Extending the Pearson hash function to larger values

2009-08-18

My favorite hash function is without doubt the Pearson hash. In my measurements, for my usage, custom hash tables built using a Pearson hash to index into a power-of-two-sized table, have always performed better than the best alternatives. (For not-small tables each table slot is the root of a binary tree.) Certainly this result is going to be somewhat specific to the use-case and current CPU architecture, but each time performance was important, my solution - using binary trees in 256 hash buckets, using the Pearson hash - won the benchmarks.

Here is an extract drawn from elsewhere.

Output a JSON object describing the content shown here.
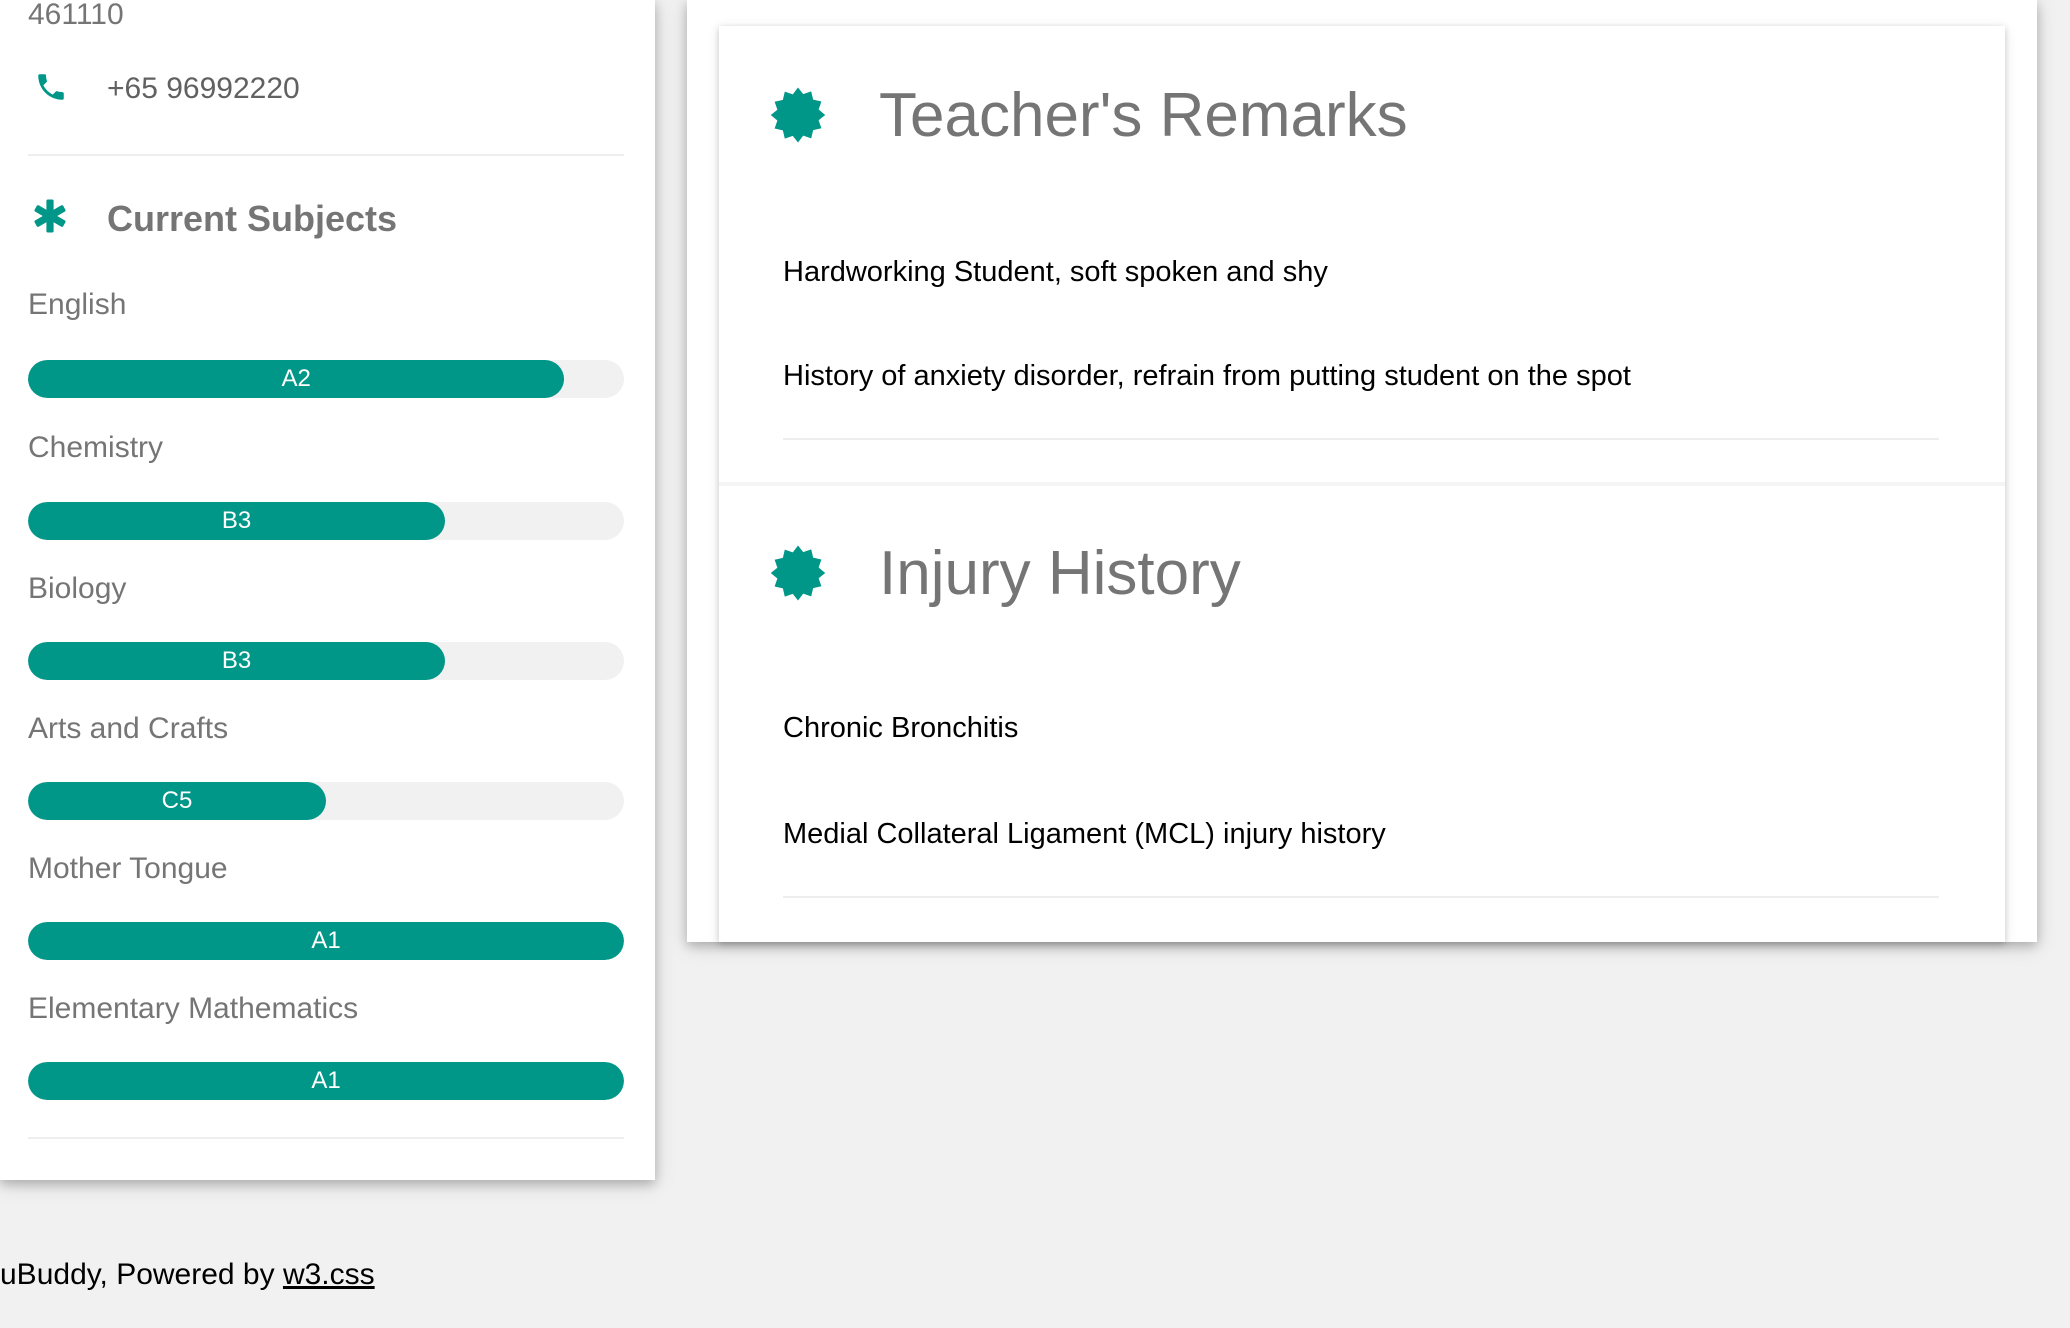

The main limitation of the Pearson hash is that it only computes an 8-bit value (i.e. the range 0..255). For some problems a bigger range of values would be good. The means offered in Pearson's original paper (as I recall - threw out the old magazine long ago, and the paper is not on the web) was to run the algorithm more than once to add additional 8-bit chunks to the hash.

Just now I'm feeling like a bit of an idiot, as it seems the Pearson hash could be easily extended up to 16-bits (or a bit beyond) with a ridiculously small change.

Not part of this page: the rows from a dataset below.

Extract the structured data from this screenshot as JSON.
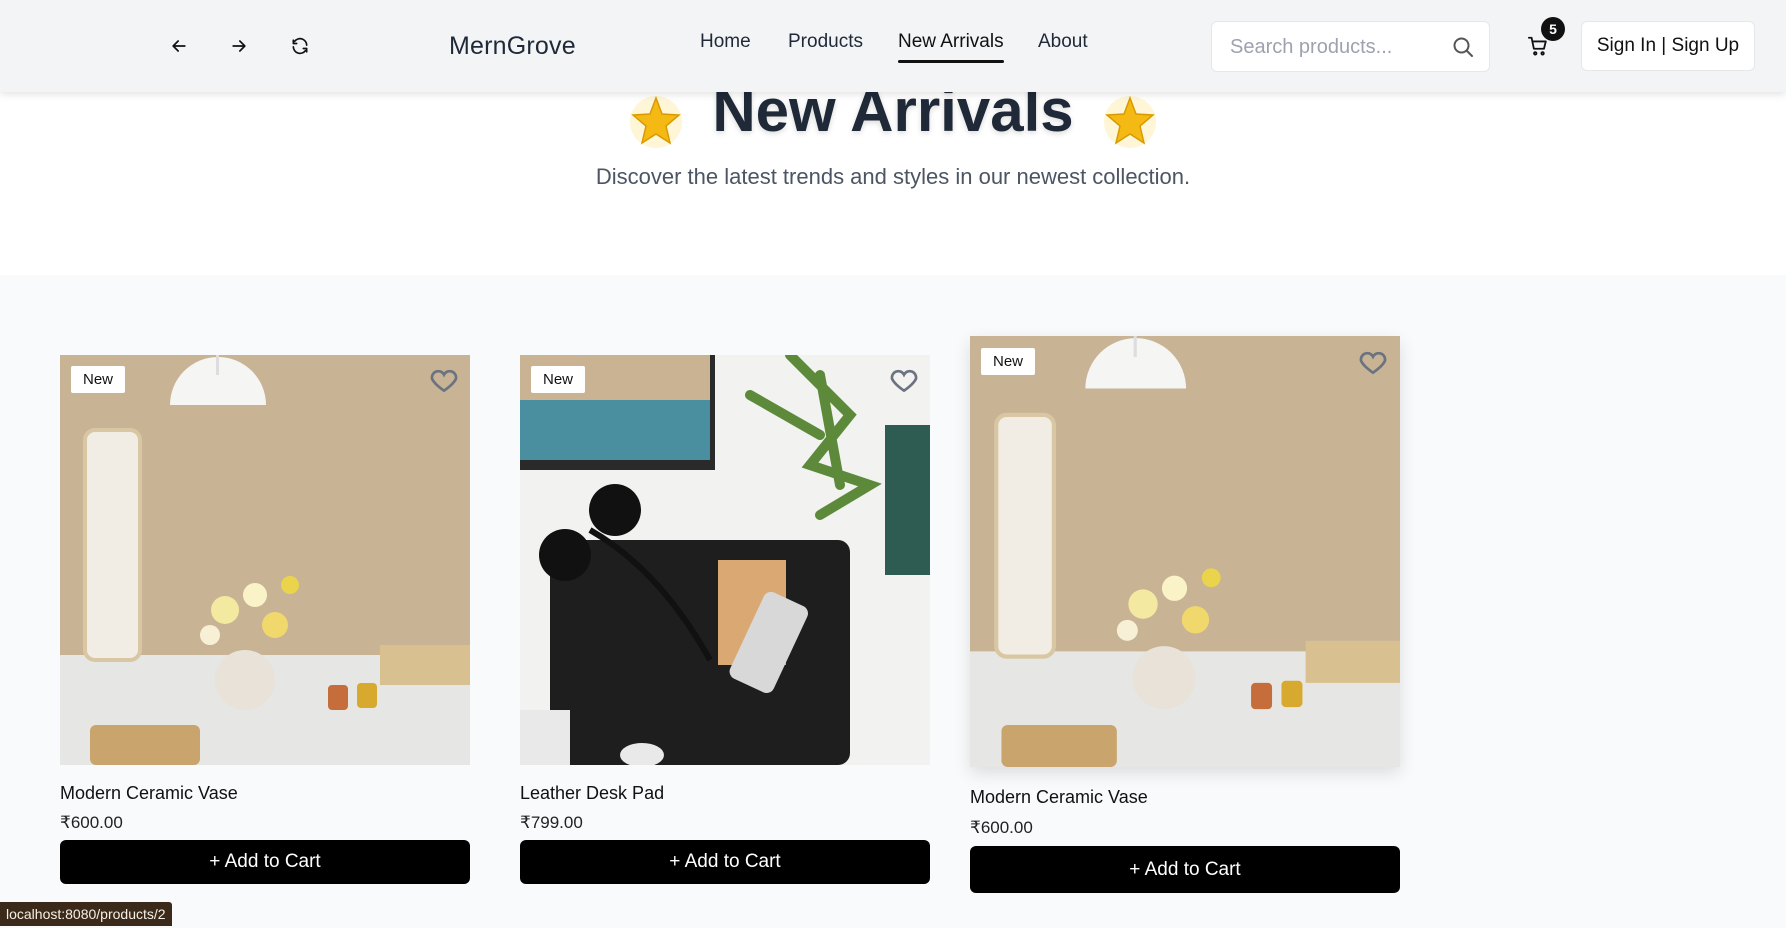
{
  "header": {
    "brand": "MernGrove",
    "menu": [
      {
        "label": "Home",
        "active": false
      },
      {
        "label": "Products",
        "active": false
      },
      {
        "label": "New Arrivals",
        "active": true
      },
      {
        "label": "About",
        "active": false
      }
    ],
    "search": {
      "placeholder": "Search products...",
      "value": ""
    },
    "cart_count": "5",
    "signin_label": "Sign In | Sign Up"
  },
  "hero": {
    "title": "New Arrivals",
    "subtitle": "Discover the latest trends and styles in our newest collection."
  },
  "products": [
    {
      "badge": "New",
      "name": "Modern Ceramic Vase",
      "price": "₹600.00",
      "button": "+ Add to Cart",
      "image": "vase-room"
    },
    {
      "badge": "New",
      "name": "Leather Desk Pad",
      "price": "₹799.00",
      "button": "+ Add to Cart",
      "image": "desk-pad"
    },
    {
      "badge": "New",
      "name": "Modern Ceramic Vase",
      "price": "₹600.00",
      "button": "+ Add to Cart",
      "image": "vase-room"
    }
  ],
  "status_url": "localhost:8080/products/2",
  "colors": {
    "accent": "#000000",
    "heading": "#1f2937",
    "header_bg": "#f3f4f6"
  }
}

The original Pearson algorithm:

static unsigned char T[] = {
    // The values 0..255 shuffled into random order.
};

static inline unsigned hashOf(unsigned h,const char* s) {
    for (int c = *s++; c; c = *s++) {
        h = T[h ^ (255 & c)];
    }
    return h;
}

The algorithm modified to generate a 16-bit hash:

static unsigned short T[] = {
    // The values 0..65535 shuffled into random order.
};

static inline unsigned hashOf(unsigned h,const char* s) {
    for (int c = *s++; c; c = *s++) {
        h = T[h ^ (255 & c)];
    }
    return h;
}

Note that only the type and size of the table T changed!

With the large cache sizes of current CPUs, the 128KB table will fit nicely into cache, and perform very well. On CPUs with smaller caches, you might want to use a smaller table. Also clearly the table size for a 32-bit hash would be huge. You might want some sort of test for degenerate patterns in T[] (though I'd guess the probability of getting a bad table is very small).

This notion is so simple, I am a bit surprised that no one (so far as I can tell) suggested this approach before.

For large numbers of keys, each bit added to the hash value saves the equivalent of a key comparison. Adding 8-bits to the key saves 8 key comparisons. If the expense added to the hash function is less than the cost of one key comparison (certainly true of string compares), then you are ahead from the first bit added.